Fonti e Bibl.: G. Lami, Sacrae Ecclesiae Florentinae monumenta, I, Florentiae 1758, pp. 70-72; Delizie degli eruditi toscani, VIII (1777), pp. 135 s., 140, 165-170, 172, 174; J.F. Böhmer, Regesta Imperii, V, 1, a cura di J. Ficker - E. Winkelmann, Innsbruck 1881, p. 275; Documenti dell'antica costituzione del Comune di Firenze, a cura di P. Santini, Firenze 1895, pp.
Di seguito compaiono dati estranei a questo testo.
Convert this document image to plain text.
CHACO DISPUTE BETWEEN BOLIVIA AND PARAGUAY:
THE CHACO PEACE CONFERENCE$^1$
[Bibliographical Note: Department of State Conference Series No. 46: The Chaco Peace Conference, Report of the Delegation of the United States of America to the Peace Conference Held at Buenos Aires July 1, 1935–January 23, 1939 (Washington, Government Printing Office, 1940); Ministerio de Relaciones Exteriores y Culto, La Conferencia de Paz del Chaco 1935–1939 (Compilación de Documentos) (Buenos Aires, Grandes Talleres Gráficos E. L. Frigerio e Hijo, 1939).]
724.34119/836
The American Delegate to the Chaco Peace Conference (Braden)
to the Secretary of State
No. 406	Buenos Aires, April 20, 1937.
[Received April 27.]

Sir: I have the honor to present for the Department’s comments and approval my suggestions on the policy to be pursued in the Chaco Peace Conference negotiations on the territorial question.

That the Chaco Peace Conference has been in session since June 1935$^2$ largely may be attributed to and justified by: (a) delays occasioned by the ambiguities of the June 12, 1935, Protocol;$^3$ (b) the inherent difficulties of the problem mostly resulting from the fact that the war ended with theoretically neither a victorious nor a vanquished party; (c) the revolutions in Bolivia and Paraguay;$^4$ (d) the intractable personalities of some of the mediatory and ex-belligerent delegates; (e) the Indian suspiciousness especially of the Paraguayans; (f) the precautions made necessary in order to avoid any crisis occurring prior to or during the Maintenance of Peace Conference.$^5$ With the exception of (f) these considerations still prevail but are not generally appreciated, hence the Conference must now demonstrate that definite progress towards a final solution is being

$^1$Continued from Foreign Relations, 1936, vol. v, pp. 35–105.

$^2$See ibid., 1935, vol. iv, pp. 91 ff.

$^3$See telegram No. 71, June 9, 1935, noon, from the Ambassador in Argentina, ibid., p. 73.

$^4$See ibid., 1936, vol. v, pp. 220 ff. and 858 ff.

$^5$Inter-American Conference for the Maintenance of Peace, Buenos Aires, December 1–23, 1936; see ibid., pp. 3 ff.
XXII s., XL, 127, 131, 192, 467; Nuovi documenti dell'antica costituzione del Comune di Firenze, a cura di P. Santini, in Arch. stor. italiano, s. 5, XIX (1897), pp. 279, 281-283, 300-305, 307, 310-312, 314-318; R. Davidsohn, Forschungen zur Geschichte von Florenz, IV, Berlin 1908, pp. 284, 559 s.; Il "Liber censuum" del Comune di Pistoia, a cura di Q. Santoli, Pistoia 1915, pp. 13 s., 189 s.; Documenti dell'antica costituzione del Comune di Firenze. Appendice, a cura di P. Santini, Firenze 1952, pp. 48, 54, 59, 67, 78, 130, 137; G. Villani, Nuova cronica, a cura di G. Porta, I, Parma 1990, pp. 198, 266, 614-616; V. Ragazzini, Modigliana e i conti Guidi, Modigliana 1921, pp. 14, 25, 44; R. Davidsohn, Storia di Firenze, Firenze 1956-68, ad ind.; E. Sestan, I conti Guidi e il Casentino, in Id., Italia medievale, Napoli 1968, pp. 360, 369; R. Albertoni, I conti Guidi da Porciano, in Il castello di Porciano in Casentino. Storia e archeologia, a cura di G. Vannini, Firenze 1987, pp. 33, 35; P. Pirillo, Due contee e i loro signori: Belforte e il Pozzo tra XII e XV secolo, in Castelli e strutture fortificate nel territorio di Dicomano in età medievale, Firenze 1989, pp. 16, 22; N. Rauty, I conti Guidi in Toscana, in Formazione e strutture dei ceti dominanti nel Medioevo: marchesi, conti e visconti nel Regno italico, secc. IX-XII. Atti del II Convegno, Pisa… 1993, Roma 1996, pp. 261-263; P. Litta, Le famiglie celebri italiane, s.v.Guidi di Romagna, tav. IX.